Retirement: Everyone else is too busy...
I retired last fall at the age of 55 from teaching. I wanted out at the earliest opportunity because my job was going nowhere (although not horrible) and I had decided to start a second career as a novelist.
It was wonderful at first to have so much freedom, but I discovered that it wasn't as easy as I expected.
For one thing, the day goes awfully quickly when you don't have time commitments. While it's great not to have to rush around, one has to accept that putzing around eats up more time than one would expect.
The other thing is that without external deadlines, it's often hard to sit down to work at the computer every day when you're not always feeling inspired.
It's only now--in my 10th month, when my friends are all getting ready to go back to school--that I'm beginning to really feel the loneliness. By nature I'm something of a hermit--with social anxiety to boot--and if anyone had ever told me I'd feel like this I would have laughed my head off. But I can no longer ignore it--I'm getting seriously depressed.
Last December, I "met" online an English teacher from California with similar goals for writing, and we decided to be critique partners. The critiquing part is still developing, but we emailed each other nearly every day after that.
We told each other the most personal things--I've never been so frank with any other person (I've never been married; she's married). We both decided to attend a writers' conference taking place near her home, so we finally met in person, roomed together, and had a wonderful time.

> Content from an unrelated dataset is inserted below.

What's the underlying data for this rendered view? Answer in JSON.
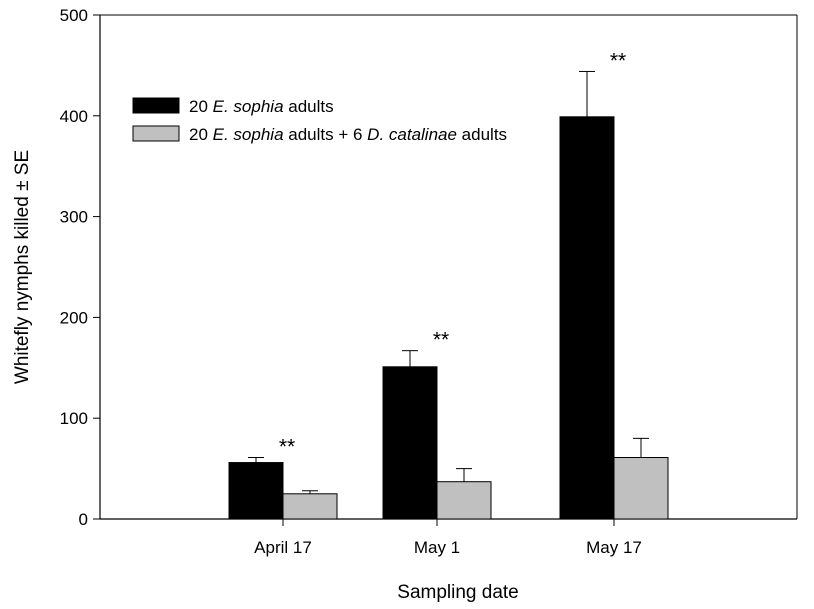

Then I came home and the letdown started. She was excited about having a publisher request to see her manuscript, so she's been working on it non-stop because she has to go back to work next week. She did ask me about 10 days ago if I would read it and give my opinion as a reader--which I answered in the affirmative, of course--but I've heard nothing from her since.
My brain knows she's going crazy, with the manuscript, getting ready for school, the house, the hubby, etc., but my emotions are telling me she's changed her mind about having me read it (because she told me 10 days ago she planned to submit it today), and then I start imagining all sorts of things, like she thinks I'm a loser, etc. (I know better, but that doesn't mean I can stop thinking this way.)
I keep thinking she could at least email me to let me know what's going on, but of course, I could email her too, except I don't want to be a pest. I certainly don't want her to know how upset I am. Then she would really think I'm pathetic.
Of course, this whole incident just emphasized the fact that I really am going to be alone now, since my other friends are going back to school; even the single ones have responsibilities after school too. I can't concentrate on writing or anything, and it is affecting my appetite too (although I need to lose weight anyway).
Intellectually, I know my thinking is all out of whack. I have a decent pension--not enough to move out to California, however--and relatively good health and I should be looking forward to the rest of my life and not picturing a big black emptiness. I have been seeing a counselor for over two years; when I brought this up last week for the first time, she said it's just my negative thinking and to keep working on developing a daily routine.
I don't want to take meds or anything, but I just need some advice on how to get over this. I check my email compulsively and there's never anything. I have been crying all day and trying to watch TV or read, but nothing will wipe out the negative thoughts. I talked to another friend of mine this morning, but she is busy getting ready for school too. I thought about taking off on a road trip at a moment's notice, but couldn't make a decision.
Wendy: I retired at 55 too, and though the world is at your feet -- it's hard to see that in the moment. I am now 2.5 years into retirement and feel totally blessed.